Capture Your Grief Day 7: For the First Time
Like all the other prompts this month, there are a lot of things I could write about for today. The first time we found out we were pregnant, our first ultrasound, our first time meeting Carter, the first trip to the cemetery, the first time seeing his headstone. We have had a lot of "firsts" in the last year. There are a lot of "firsts" you are supposed to experience after you have a baby, but ours have been different than we thought they would be.
I could go on and on about any of the above topics, but I want to write about something else. The idea of "the first time I smiled after losing Carter" keeps running through my head. I know it's a different subject than you might have imagined, but I feel like it's important.
I can't pinpoint the moment when I smiled for the first time, but I know it was sooner than I had expected. At various points during the morning that we delivered him, I smiled. I smiled first probably because labor was finally over. Looking at our handsome boy though, it would have been hard not to smile. Sure, everything was drastically different than it was supposed to be, but he was perfect and he made us a family.
Every single interaction between us, Carter, and our parents that morning was a strange mix of sadness and happiness. The reason for our sadness was obvious, but there was so much pride and love in that room that is seemed to just leak out my eyes and pull up the corners of my mouth simultaneously. Watching Brandon hold Carter for the first time both filled and broke my heart. Watching our parents meet their first grandson did the same. I don't know that I will ever be able to explain it well enough, so all I can say is that, if you've been through, you understand.

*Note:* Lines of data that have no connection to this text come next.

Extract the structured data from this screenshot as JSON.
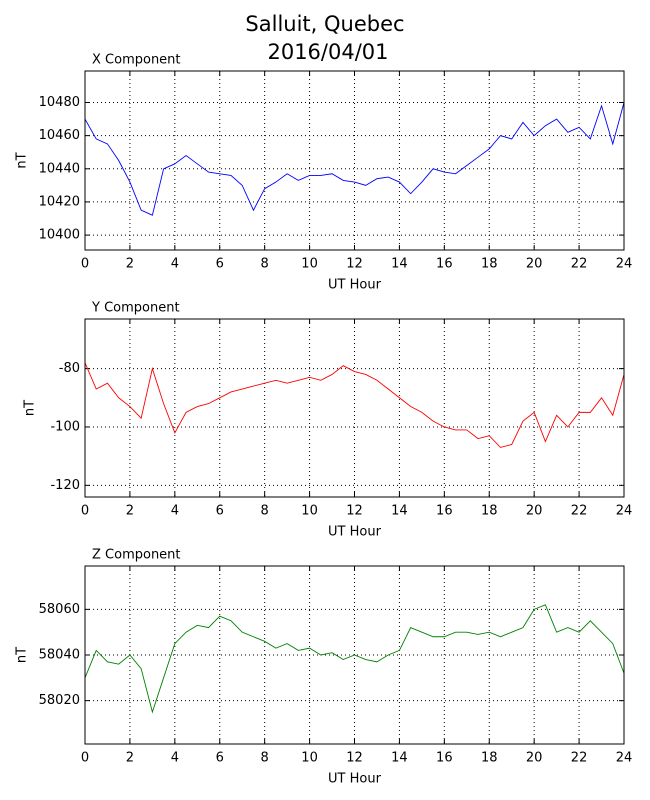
{
  "title": "Salluit, Quebec",
  "subtitle": "2016/04/01",
  "chart_data": [
    {
      "type": "line",
      "title": "X Component",
      "xlabel": "UT Hour",
      "ylabel": "nT",
      "color": "#0000ff",
      "grid": true,
      "x": [
        0,
        0.5,
        1,
        1.5,
        2,
        2.5,
        3,
        3.5,
        4,
        4.5,
        5,
        5.5,
        6,
        6.5,
        7,
        7.5,
        8,
        8.5,
        9,
        9.5,
        10,
        10.5,
        11,
        11.5,
        12,
        12.5,
        13,
        13.5,
        14,
        14.5,
        15,
        15.5,
        16,
        16.5,
        17,
        17.5,
        18,
        18.5,
        19,
        19.5,
        20,
        20.5,
        21,
        21.5,
        22,
        22.5,
        23,
        23.5,
        24
      ],
      "values": [
        10470,
        10458,
        10455,
        10445,
        10432,
        10415,
        10412,
        10440,
        10443,
        10448,
        10443,
        10438,
        10437,
        10436,
        10430,
        10415,
        10428,
        10432,
        10437,
        10433,
        10436,
        10436,
        10437,
        10433,
        10432,
        10430,
        10434,
        10435,
        10432,
        10425,
        10432,
        10440,
        10438,
        10437,
        10442,
        10447,
        10452,
        10460,
        10458,
        10468,
        10460,
        10466,
        10470,
        10462,
        10465,
        10458,
        10478,
        10455,
        10480
      ],
      "xlim": [
        0,
        24
      ],
      "xticks": [
        0,
        2,
        4,
        6,
        8,
        10,
        12,
        14,
        16,
        18,
        20,
        22,
        24
      ],
      "ylim": [
        10391,
        10499
      ],
      "yticks": [
        10400,
        10420,
        10440,
        10460,
        10480
      ]
    },
    {
      "type": "line",
      "title": "Y Component",
      "xlabel": "UT Hour",
      "ylabel": "nT",
      "color": "#ff0000",
      "grid": true,
      "x": [
        0,
        0.5,
        1,
        1.5,
        2,
        2.5,
        3,
        3.5,
        4,
        4.5,
        5,
        5.5,
        6,
        6.5,
        7,
        7.5,
        8,
        8.5,
        9,
        9.5,
        10,
        10.5,
        11,
        11.5,
        12,
        12.5,
        13,
        13.5,
        14,
        14.5,
        15,
        15.5,
        16,
        16.5,
        17,
        17.5,
        18,
        18.5,
        19,
        19.5,
        20,
        20.5,
        21,
        21.5,
        22,
        22.5,
        23,
        23.5,
        24
      ],
      "values": [
        -78,
        -87,
        -85,
        -90,
        -93,
        -97,
        -80,
        -92,
        -102,
        -95,
        -93,
        -92,
        -90,
        -88,
        -87,
        -86,
        -85,
        -84,
        -85,
        -84,
        -83,
        -84,
        -82,
        -79,
        -81,
        -82,
        -84,
        -87,
        -90,
        -93,
        -95,
        -98,
        -100,
        -101,
        -101,
        -104,
        -103,
        -107,
        -106,
        -98,
        -95,
        -105,
        -96,
        -100,
        -95,
        -95,
        -90,
        -96,
        -82
      ],
      "xlim": [
        0,
        24
      ],
      "xticks": [
        0,
        2,
        4,
        6,
        8,
        10,
        12,
        14,
        16,
        18,
        20,
        22,
        24
      ],
      "ylim": [
        -124,
        -63
      ],
      "yticks": [
        -120,
        -100,
        -80
      ]
    },
    {
      "type": "line",
      "title": "Z Component",
      "xlabel": "UT Hour",
      "ylabel": "nT",
      "color": "#008000",
      "grid": true,
      "x": [
        0,
        0.5,
        1,
        1.5,
        2,
        2.5,
        3,
        3.5,
        4,
        4.5,
        5,
        5.5,
        6,
        6.5,
        7,
        7.5,
        8,
        8.5,
        9,
        9.5,
        10,
        10.5,
        11,
        11.5,
        12,
        12.5,
        13,
        13.5,
        14,
        14.5,
        15,
        15.5,
        16,
        16.5,
        17,
        17.5,
        18,
        18.5,
        19,
        19.5,
        20,
        20.5,
        21,
        21.5,
        22,
        22.5,
        23,
        23.5,
        24
      ],
      "values": [
        58030,
        58042,
        58037,
        58036,
        58040,
        58034,
        58015,
        58030,
        58045,
        58050,
        58053,
        58052,
        58057,
        58055,
        58050,
        58048,
        58046,
        58043,
        58045,
        58042,
        58043,
        58040,
        58041,
        58038,
        58040,
        58038,
        58037,
        58040,
        58042,
        58052,
        58050,
        58048,
        58048,
        58050,
        58050,
        58049,
        58050,
        58048,
        58050,
        58052,
        58060,
        58062,
        58050,
        58052,
        58050,
        58055,
        58050,
        58045,
        58032
      ],
      "xlim": [
        0,
        24
      ],
      "xticks": [
        0,
        2,
        4,
        6,
        8,
        10,
        12,
        14,
        16,
        18,
        20,
        22,
        24
      ],
      "ylim": [
        58001,
        58079
      ],
      "yticks": [
        58020,
        58040,
        58060
      ]
    }
  ]
}
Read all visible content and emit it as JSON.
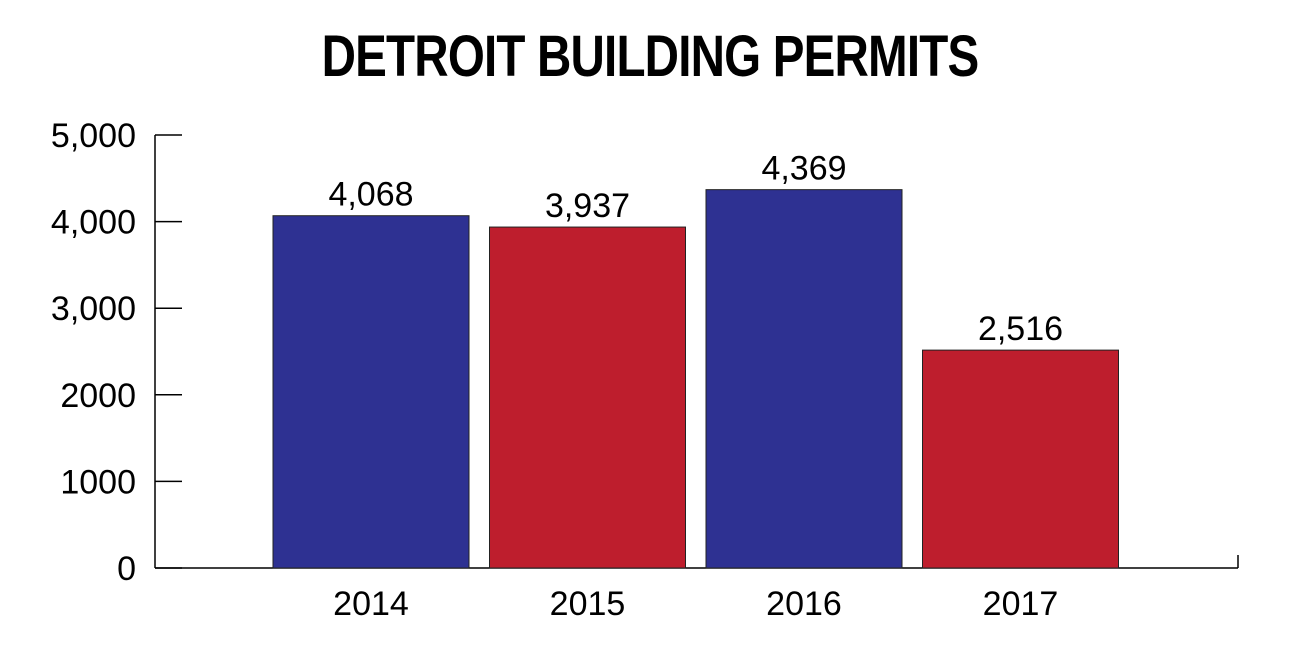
{
  "chart_data": {
    "type": "bar",
    "title": "DETROIT BUILDING PERMITS",
    "xlabel": "",
    "ylabel": "",
    "categories": [
      "2014",
      "2015",
      "2016",
      "2017"
    ],
    "values": [
      4068,
      3937,
      4369,
      2516
    ],
    "value_labels": [
      "4,068",
      "3,937",
      "4,369",
      "2,516"
    ],
    "bar_colors": [
      "#2e3192",
      "#be1e2d",
      "#2e3192",
      "#be1e2d"
    ],
    "ylim": [
      0,
      5000
    ],
    "yticks": [
      0,
      1000,
      2000,
      3000,
      4000,
      5000
    ],
    "ytick_labels": [
      "0",
      "1000",
      "2000",
      "3,000",
      "4,000",
      "5,000"
    ],
    "grid": false,
    "legend": "none"
  }
}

That afternoon, after we had said goodbye to Carter and were waiting to go home, we watched Impractical Jokers. I remember laughing a little, and instantly hating myself for feeling any amount of joy on the worst day of my life. Sometimes I still feel that way. Like, how can I go to Disneyland and enjoy myself when my son is in a cemetery? The time frame varies, but we as loss parents learn to live with the grief. There is a large part of you that will always be missing, and the hole in your heart will never heal, but we learn to smile through the pain and enjoy the good parts of life that we have been given.
I have always believed that life is too short to do things you don't want to do, or to be around people you don't want to be around. It's too short to waste away every day in pain and agony. Losing our babies has taught me that living a life full of joy and love is what matters most. So if we're having a bad day and we want to book a trip to Disneyland, then we should book the dang trip, because life is too short to say that we'll do it next year.
There will always be moments where I feel guilty for living a life without my babies. The times that I laugh and get an emotional slap to the face are more frequent than they should be. But as a mother, I still take pride in the fact that we have made two beautiful children, and that they have made us a family of four. I carry them in my heart and mind on good and bad days, and they are at the forefront of everything that I do.
Smiling for the first time after we lost Carter felt wrong, but it was natural. With so much love filling every part of my life, it would be incredibly hard to not let that smile shine through.